Never before President Trump has the world witnessed any major politician to decide matters of global reverberations on twitter. But with Trump, it seems that the role of consultation has decreased in policy formulation or decision-making. Trump only needs a smartphone to make a foolish comment on twitter. The “Twitterati” President’s New Year tweet accusing Pakistan of harboring terrorist and giving US nothing but lies and deceits has further damaged the already strained relations of the two countries.

However, soon after the irresponsible tweet, many US official including civil and military ones have attempted to bridge the widening gap between the two countries on how to take the war on terror to a logical conclusion. First, it was a telephonic conversation between Army Chief Qamar Bajwa and Commander Centcom, Gen Joseph L. Votel where Votel wanted Pakistan to seek Afghan nationals who according to their understanding are using Pakistani soil against Afghanistan, which was undermining Islamabad’s efforts and sacrifices. Now the US diplomat Alice Wells has visited Islamabad and conveyed Washington’s wish to work in collaboration with Pakistan to bring peace and order to Kabul.

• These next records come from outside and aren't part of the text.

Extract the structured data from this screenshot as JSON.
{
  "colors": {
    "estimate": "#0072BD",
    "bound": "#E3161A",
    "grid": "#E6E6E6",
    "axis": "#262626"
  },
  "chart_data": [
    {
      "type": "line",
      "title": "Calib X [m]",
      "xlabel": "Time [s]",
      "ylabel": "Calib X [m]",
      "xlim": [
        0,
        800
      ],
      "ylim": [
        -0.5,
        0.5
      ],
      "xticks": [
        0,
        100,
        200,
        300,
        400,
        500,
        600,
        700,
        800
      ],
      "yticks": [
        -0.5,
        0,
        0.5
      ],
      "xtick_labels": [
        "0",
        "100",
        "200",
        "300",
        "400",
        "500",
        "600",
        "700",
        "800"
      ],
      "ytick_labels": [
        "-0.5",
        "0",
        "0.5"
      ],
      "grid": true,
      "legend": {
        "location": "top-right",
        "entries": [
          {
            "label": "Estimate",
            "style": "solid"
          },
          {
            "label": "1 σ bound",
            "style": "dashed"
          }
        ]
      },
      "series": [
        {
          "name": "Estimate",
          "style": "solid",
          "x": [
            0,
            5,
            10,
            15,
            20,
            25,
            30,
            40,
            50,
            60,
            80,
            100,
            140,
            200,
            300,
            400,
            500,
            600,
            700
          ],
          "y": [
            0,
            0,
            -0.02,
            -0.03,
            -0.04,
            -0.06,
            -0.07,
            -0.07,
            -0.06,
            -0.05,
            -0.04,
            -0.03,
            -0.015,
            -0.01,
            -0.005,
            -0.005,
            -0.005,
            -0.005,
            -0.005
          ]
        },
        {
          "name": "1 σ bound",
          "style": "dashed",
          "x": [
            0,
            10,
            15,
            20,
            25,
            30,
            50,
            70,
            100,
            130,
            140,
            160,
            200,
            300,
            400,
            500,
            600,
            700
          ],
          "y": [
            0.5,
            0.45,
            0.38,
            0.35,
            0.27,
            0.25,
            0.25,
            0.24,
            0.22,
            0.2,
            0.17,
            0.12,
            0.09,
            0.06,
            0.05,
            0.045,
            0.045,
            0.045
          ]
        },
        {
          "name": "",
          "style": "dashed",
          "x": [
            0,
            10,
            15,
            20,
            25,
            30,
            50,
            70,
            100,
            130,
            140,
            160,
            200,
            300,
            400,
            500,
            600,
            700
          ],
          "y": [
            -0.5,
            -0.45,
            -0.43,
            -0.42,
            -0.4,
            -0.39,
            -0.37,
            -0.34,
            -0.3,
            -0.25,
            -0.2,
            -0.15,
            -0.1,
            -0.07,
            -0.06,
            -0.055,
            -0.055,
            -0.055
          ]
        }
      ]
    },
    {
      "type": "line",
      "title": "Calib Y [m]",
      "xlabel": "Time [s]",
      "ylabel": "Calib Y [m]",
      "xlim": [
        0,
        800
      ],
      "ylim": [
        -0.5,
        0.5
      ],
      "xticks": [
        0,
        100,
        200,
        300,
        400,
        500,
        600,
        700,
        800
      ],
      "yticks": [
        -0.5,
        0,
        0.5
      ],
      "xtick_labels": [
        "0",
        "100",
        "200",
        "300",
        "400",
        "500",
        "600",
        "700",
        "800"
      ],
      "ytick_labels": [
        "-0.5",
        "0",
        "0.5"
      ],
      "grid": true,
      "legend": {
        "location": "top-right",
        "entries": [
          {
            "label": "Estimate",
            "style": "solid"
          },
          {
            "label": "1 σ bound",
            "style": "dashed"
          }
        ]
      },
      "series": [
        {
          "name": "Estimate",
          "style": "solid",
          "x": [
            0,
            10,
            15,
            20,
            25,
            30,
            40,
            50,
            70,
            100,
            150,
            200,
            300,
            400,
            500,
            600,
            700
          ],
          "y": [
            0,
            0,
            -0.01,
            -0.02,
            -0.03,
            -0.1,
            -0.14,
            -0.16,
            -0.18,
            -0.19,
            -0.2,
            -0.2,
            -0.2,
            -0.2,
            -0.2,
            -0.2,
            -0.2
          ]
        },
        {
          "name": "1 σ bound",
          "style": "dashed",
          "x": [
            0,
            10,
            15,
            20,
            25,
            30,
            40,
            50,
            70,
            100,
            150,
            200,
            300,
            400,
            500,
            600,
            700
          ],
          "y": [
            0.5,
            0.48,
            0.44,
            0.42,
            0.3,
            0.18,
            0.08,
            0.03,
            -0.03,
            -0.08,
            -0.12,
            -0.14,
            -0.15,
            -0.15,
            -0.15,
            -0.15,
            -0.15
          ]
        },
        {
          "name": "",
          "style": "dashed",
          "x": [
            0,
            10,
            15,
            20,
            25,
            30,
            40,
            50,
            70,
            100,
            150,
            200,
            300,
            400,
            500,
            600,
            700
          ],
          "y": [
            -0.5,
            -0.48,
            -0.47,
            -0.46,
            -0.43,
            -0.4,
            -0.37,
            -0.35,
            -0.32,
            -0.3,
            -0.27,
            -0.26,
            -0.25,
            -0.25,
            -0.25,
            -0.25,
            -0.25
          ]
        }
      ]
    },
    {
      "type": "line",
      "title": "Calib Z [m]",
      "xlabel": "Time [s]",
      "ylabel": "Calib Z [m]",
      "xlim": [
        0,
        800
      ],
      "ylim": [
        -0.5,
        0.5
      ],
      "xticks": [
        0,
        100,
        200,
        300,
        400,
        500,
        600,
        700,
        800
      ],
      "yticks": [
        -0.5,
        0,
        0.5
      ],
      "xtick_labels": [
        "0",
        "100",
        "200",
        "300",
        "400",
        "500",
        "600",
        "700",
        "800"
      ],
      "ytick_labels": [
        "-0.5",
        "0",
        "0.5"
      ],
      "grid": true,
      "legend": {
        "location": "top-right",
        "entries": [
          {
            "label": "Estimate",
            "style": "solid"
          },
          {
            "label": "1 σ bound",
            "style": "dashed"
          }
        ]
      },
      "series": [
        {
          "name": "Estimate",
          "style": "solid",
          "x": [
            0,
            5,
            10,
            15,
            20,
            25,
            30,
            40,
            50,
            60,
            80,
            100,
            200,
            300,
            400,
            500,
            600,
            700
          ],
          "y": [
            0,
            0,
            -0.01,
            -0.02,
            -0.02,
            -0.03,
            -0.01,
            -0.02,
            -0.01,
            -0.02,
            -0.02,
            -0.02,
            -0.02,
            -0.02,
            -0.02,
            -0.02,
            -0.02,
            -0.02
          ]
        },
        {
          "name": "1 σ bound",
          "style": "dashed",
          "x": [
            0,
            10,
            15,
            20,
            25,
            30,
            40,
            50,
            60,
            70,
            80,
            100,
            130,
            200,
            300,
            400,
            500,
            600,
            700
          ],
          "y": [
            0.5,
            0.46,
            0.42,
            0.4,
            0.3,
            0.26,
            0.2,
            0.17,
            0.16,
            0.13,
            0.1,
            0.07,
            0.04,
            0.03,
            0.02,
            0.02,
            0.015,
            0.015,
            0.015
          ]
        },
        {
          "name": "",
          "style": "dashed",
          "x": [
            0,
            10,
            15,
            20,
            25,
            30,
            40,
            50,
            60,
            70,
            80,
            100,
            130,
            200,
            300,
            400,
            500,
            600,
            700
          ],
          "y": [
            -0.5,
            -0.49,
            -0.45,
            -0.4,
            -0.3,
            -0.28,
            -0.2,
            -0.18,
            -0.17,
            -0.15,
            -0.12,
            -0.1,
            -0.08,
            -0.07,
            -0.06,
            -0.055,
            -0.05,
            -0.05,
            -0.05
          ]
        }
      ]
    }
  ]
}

Nonetheless, on the surface of the things, it seems that two different US administrations are working as far as bilateral relations between Washington and Islamabad are concerned. One is the Trump White House and the other is the attendant officials and the career Pentagon and diplomatic staff. The former relies on bullying tactics to mold Pakistan whereas the latter uses diplomacy as a tool to achieve the desired results.

The latest efforts of the Commander Centcom and Assistant Secretary Alice Wills can be seen as a display of the latter approach to sooth down offended Islamabad and its officials who feel betrayed by the tweet of the American president. The latest efforts on the part of the US officials can also be seen as attempts of damage control. These efforts will, hopefully, bring the rationalists and pragmatists in both countries together, though the first day of the meeting between US and Pakistani officials didn’t achieve much. In the latest round of diplomatic engagement, both sides relied on their respective narratives as far as the war on terror and stability in Afghanistan was concerned.

Whereas such sort of engagement between the two sides is crucial, there is a great public disconnect within Pakistan. A majority of Pakistani public views the US war on terror just another excuse to further its imperialist designs in the region. Such public disconnect needs to be addressed and sorted if the US wants to take the Pakistani public and Parliament to cooperate in the war on terror.